John Pettijohn Ups His Game with Custom 8-Week Training Plans


Alpinist John Pettijohn is in his third round of Uphill Athlete’s Custom 8-Week Training Plan. The Salt Lake City–based firefighter has always been dedicated to his climbing conditioning, but the game has changed under the guidance of Elite Coach Sam Naney. Now able to follow a schedule that is customized to his exact needs and goals, John has seen big gains in strength and endurance out on the cliffs.

By Uphill Athlete John Pettijohn

The goal of the first 8-week cycle was to improve my rock climbing and get more endurance for long trad routes. The thrust of the second 8-week block was to get me in better shape for ice climbing, specifically for Ice Fest in Bozeman. The third block—the one I’m currently in—is building on the ice climbing.

I bought Training for the New Alpinism about a year prior to signing up for my first custom plan. I put a lot of it into play for my own training, but none of it was specialized for me, my age, and my abilities. I wanted something more tailored toward my goals and unique recovery needs. I leaned into Uphill Athlete because of the book and their philosophy of training, and because they’re alpinists as well. The custom plan in particular looked like it would be a good fit. It’s very cost-effective—I was paying a bit more per month for a membership at a CrossFit gym—and for the goals I had set, the 8-week deal was perfect.

I know that if I have a coach give me a program, I’m more apt to follow it than if I was to do my own programming. On my own, I tend to cherry-pick the stuff I’m good at. A coach is going to give you things you’re probably not very good at or that aren’t very enjoyable for you, but you get results from doing those things. With a coach structuring a program for me, I’m more likely to follow through on those more challenging workouts. And I’m putting money into it, so I’m invested as well.

Coach Sam structures the training far better than what I could do on my own, especially when it comes to recovery. I’m in my 50s, and I need training that allows me to recover and heal up for the next session. He gives me plenty of rest between hard workouts. I think that’s the biggest thing: being able to recover.

I’m a firefighter, and my particular fire department works 48 hours on, 96 hours off. I put my schedule into TrainingPeaks, and then Sam programs my training around it. My second day on at the fire department is usually a rest day, so Sam is able to give me four or five days of straight programming with a rest day built right in there. Then the following week is four to five more days of training with another rest day. It works out really well.

John getting his rock pitches in.

There are several components to the training Sam lays out for me. One is an endurance-based component, where I go out and do long hikes uphill with a weighted pack, gaining a certain amount of elevation. I do that a couple times a week. He also has me doing ice-climbing-specific strength training in the gym, and a lot of recovery runs as well. And then I have climbing sessions programmed throughout the week. The training has evolved from 8-week block to 8-week block, with this current block doubling down on the endurance. A lot more endurance. It’s going to translate later very well.

I’m seeing results. Seeing the results really is motivating.

I’m climbing much better, and I’m feeling more comfortable and confident on harder grades than I was last year. At the Bozeman Ice Fest earlier this month, I climbed for four days straight and felt pretty strong the whole time—a lot stronger than I was the previous year. My upper-body and core strength have improved, and my endurance has increased on the ice routes: I can hang on longer with the tools, and my calves aren’t burning out. Plus the approaches to all the climbs are so much easier now than they were before. I’m climbing with guys half my age, and on the approaches—if it’s a long one, maybe one or two hours—I’m sticking with those guys just fine, if not passing them and pulling ahead.
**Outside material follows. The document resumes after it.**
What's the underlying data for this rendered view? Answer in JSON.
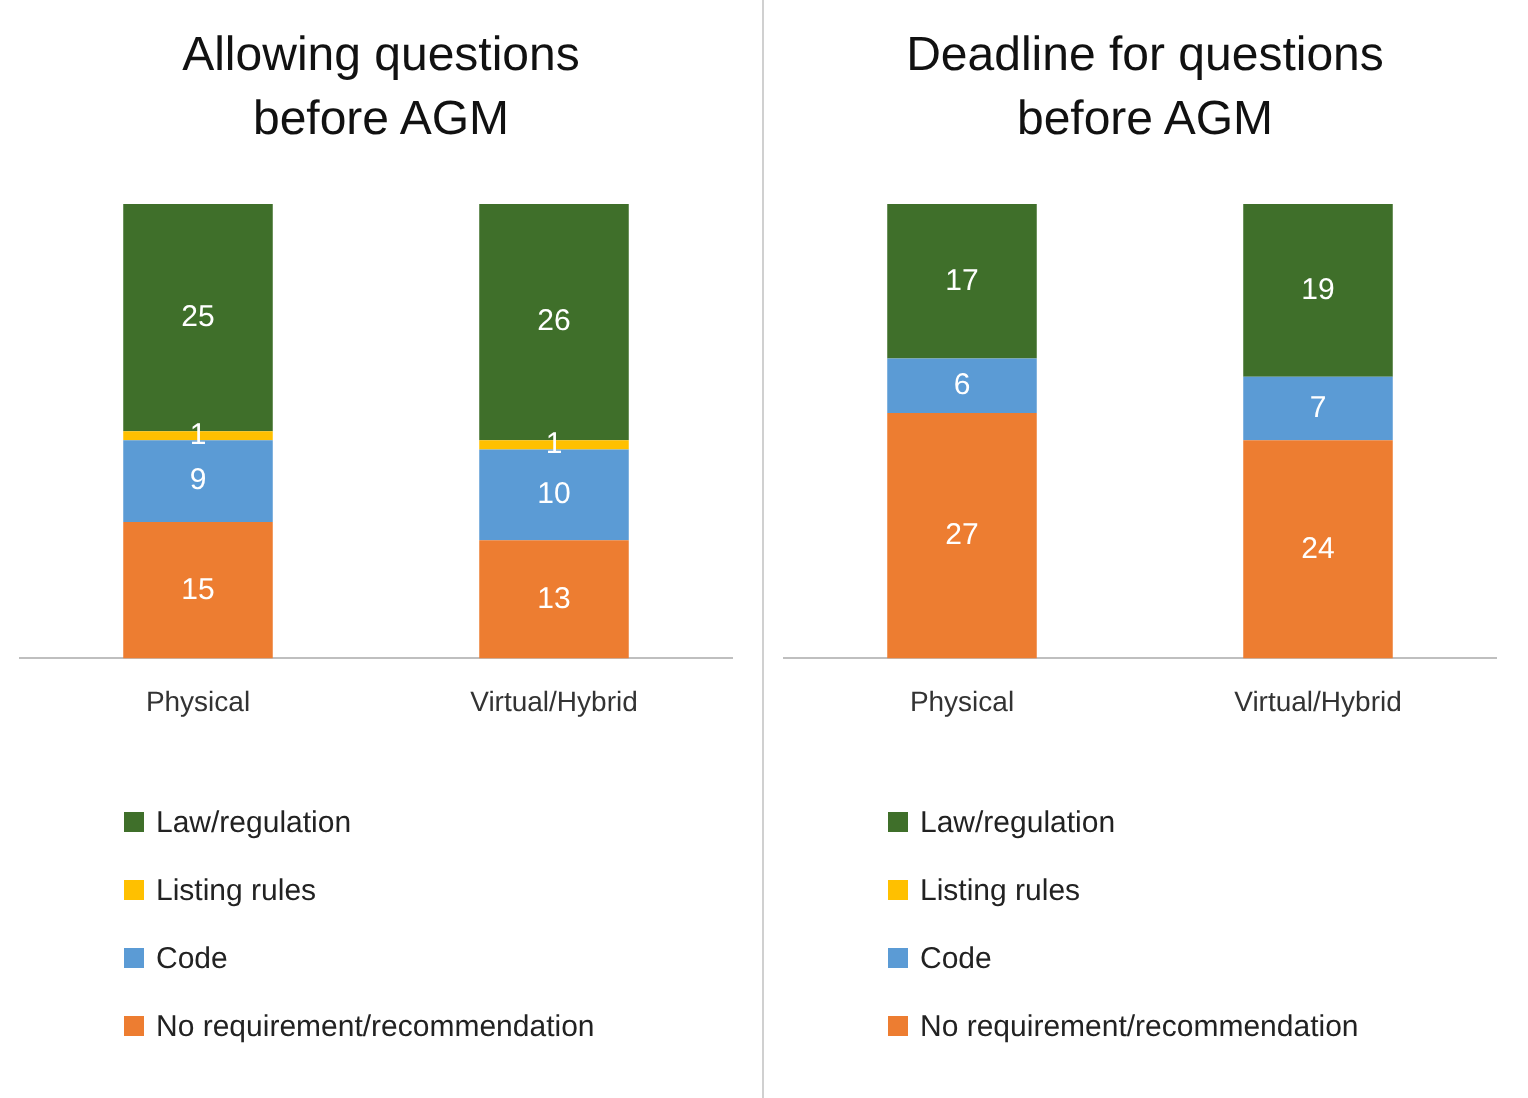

Being able to climb that many days in a row and climb well is huge. It was incredible to be on my toes on a steep climb and not have my calves get pumped—that’s such a good feeling.

I’m taking an entire month off work this winter to climb full-time in Cody, Ouray, Bozeman, and the Salt Lake area, and then I’m going to do the same again this summer to spend some time in the Tetons. My goal is to do the Grand Traverse. I’ve pieced parts of it together, but I haven’t done the whole thing in one push.

I’m pretty excited to put all this training to the test.